The World Health Organization says the global campaign to eradicate the polio virus is at a crossroad, and that a new round of private and public investments could make the difference between eventual success or failure. The WHO warns that a funding gap of more than $1 billion threatens the progress made so far in polio-endemic countries in Africa and Asia.
The WHO-sponsored World Health Assembly ended recentedly in Geneva, Switzerland, with the announcement of a new strategy to wipe out the polio virus forever. Organizers said global polio eradication has shifted into what they called "emergency mode"
“It's now shifted to really the relentless pursuit of the unvaccinated child - this is what the program is all about,” said Bruce Aylward, assistant director-general at the World Health Organization. Mass vaccination has ended the crippling neuro-muscular disease in many parts of the world. But where vaccination efforts have faltered, the disease has made a comeback. Now experts are calling for a new round of donor pledges to help combat the isolated outbreaks and transmission of wild polio virus happening in several Asian and African nations.

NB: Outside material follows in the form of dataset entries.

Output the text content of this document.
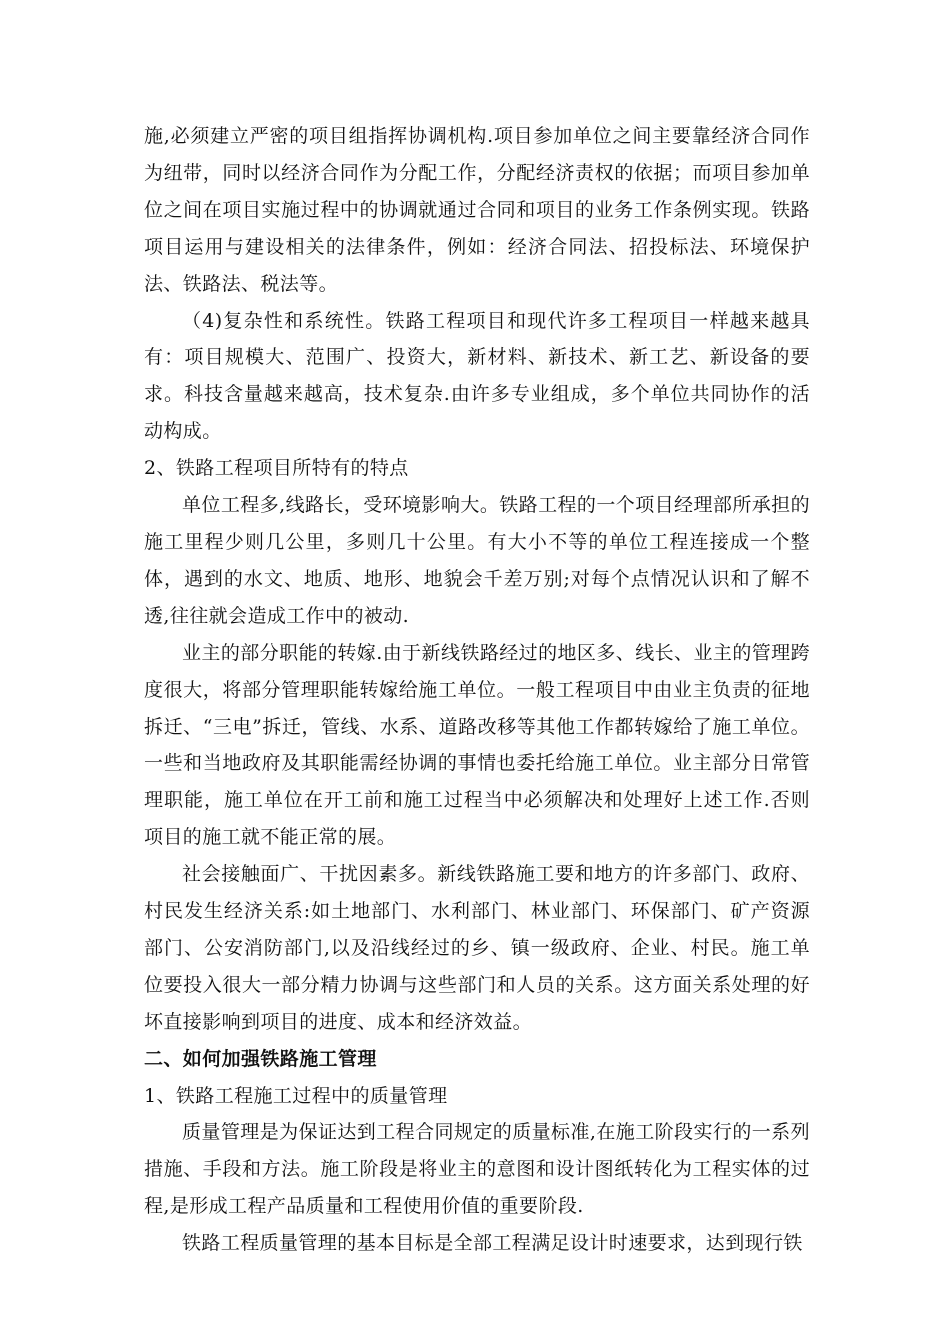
施,必须建立严密的项目组指挥协调机构.项目参加单位之间主要靠经济合同作为纽带，同时以经济合同作为分配工作，分配经济责权的依据；而项目参加单位之间在项目实施过程中的协调就通过合同和项目的业务工作条例实现。铁路项目运用与建设相关的法律条件，例如：经济合同法、招投标法、环境保护法、铁路法、税法等。

（4)复杂性和系统性。铁路工程项目和现代许多工程项目一样越来越具有：项目规模大、范围广、投资大，新材料、新技术、新工艺、新设备的要求。科技含量越来越高，技术复杂.由许多专业组成，多个单位共同协作的活动构成。

2、铁路工程项目所特有的特点

单位工程多,线路长，受环境影响大。铁路工程的一个项目经理部所承担的施工里程少则几公里，多则几十公里。有大小不等的单位工程连接成一个整体，遇到的水文、地质、地形、地貌会千差万别;对每个点情况认识和了解不透,往往就会造成工作中的被动.

业主的部分职能的转嫁.由于新线铁路经过的地区多、线长、业主的管理跨度很大，将部分管理职能转嫁给施工单位。一般工程项目中由业主负责的征地拆迁、“三电”拆迁，管线、水系、道路改移等其他工作都转嫁给了施工单位。一些和当地政府及其职能需经协调的事情也委托给施工单位。业主部分日常管理职能，施工单位在开工前和施工过程当中必须解决和处理好上述工作.否则项目的施工就不能正常的展。

社会接触面广、干扰因素多。新线铁路施工要和地方的许多部门、政府、村民发生经济关系:如土地部门、水利部门、林业部门、环保部门、矿产资源部门、公安消防部门,以及沿线经过的乡、镇一级政府、企业、村民。施工单位要投入很大一部分精力协调与这些部门和人员的关系。这方面关系处理的好坏直接影响到项目的进度、成本和经济效益。

二、如何加强铁路施工管理

1、铁路工程施工过程中的质量管理

质量管理是为保证达到工程合同规定的质量标准,在施工阶段实行的一系列措施、手段和方法。施工阶段是将业主的意图和设计图纸转化为工程实体的过程,是形成工程产品质量和工程使用价值的重要阶段.

铁路工程质量管理的基本目标是全部工程满足设计时速要求，达到现行铁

“There is some evidence that things are tipping in the right direction already - we have four countries reporting polio cases so far this year - that's the lowest number ever,” Aylward said.
“It took us 24 years to get there. It is one of those public health challenges where you have to stay vigilant. If you slack off a little bit, it could go back to 50 countries being endemic in half the time that it took us to get down to the levels where we are,” said. Dr. Orin Levine, executive director of the International Vaccine Access Center at the Johns Hopkins Bloomberg School of Public Health. He says there is an urgent need to close the funding gap so that polio can be eradicated and its re-emergence in high-risk areas can be prevented.
“Once this funding gap is filled, it's really going to be frontline health workers and everybody locking arms together to make sure that we do really successful campaigns, even in places where security and trust has been a challenge,” Levine said.
WHO says it is so short of funds that it could be forced to suspend vaccine deliveries to some affected communities and might have to delay putting the emergency polio eradication plan into full swing.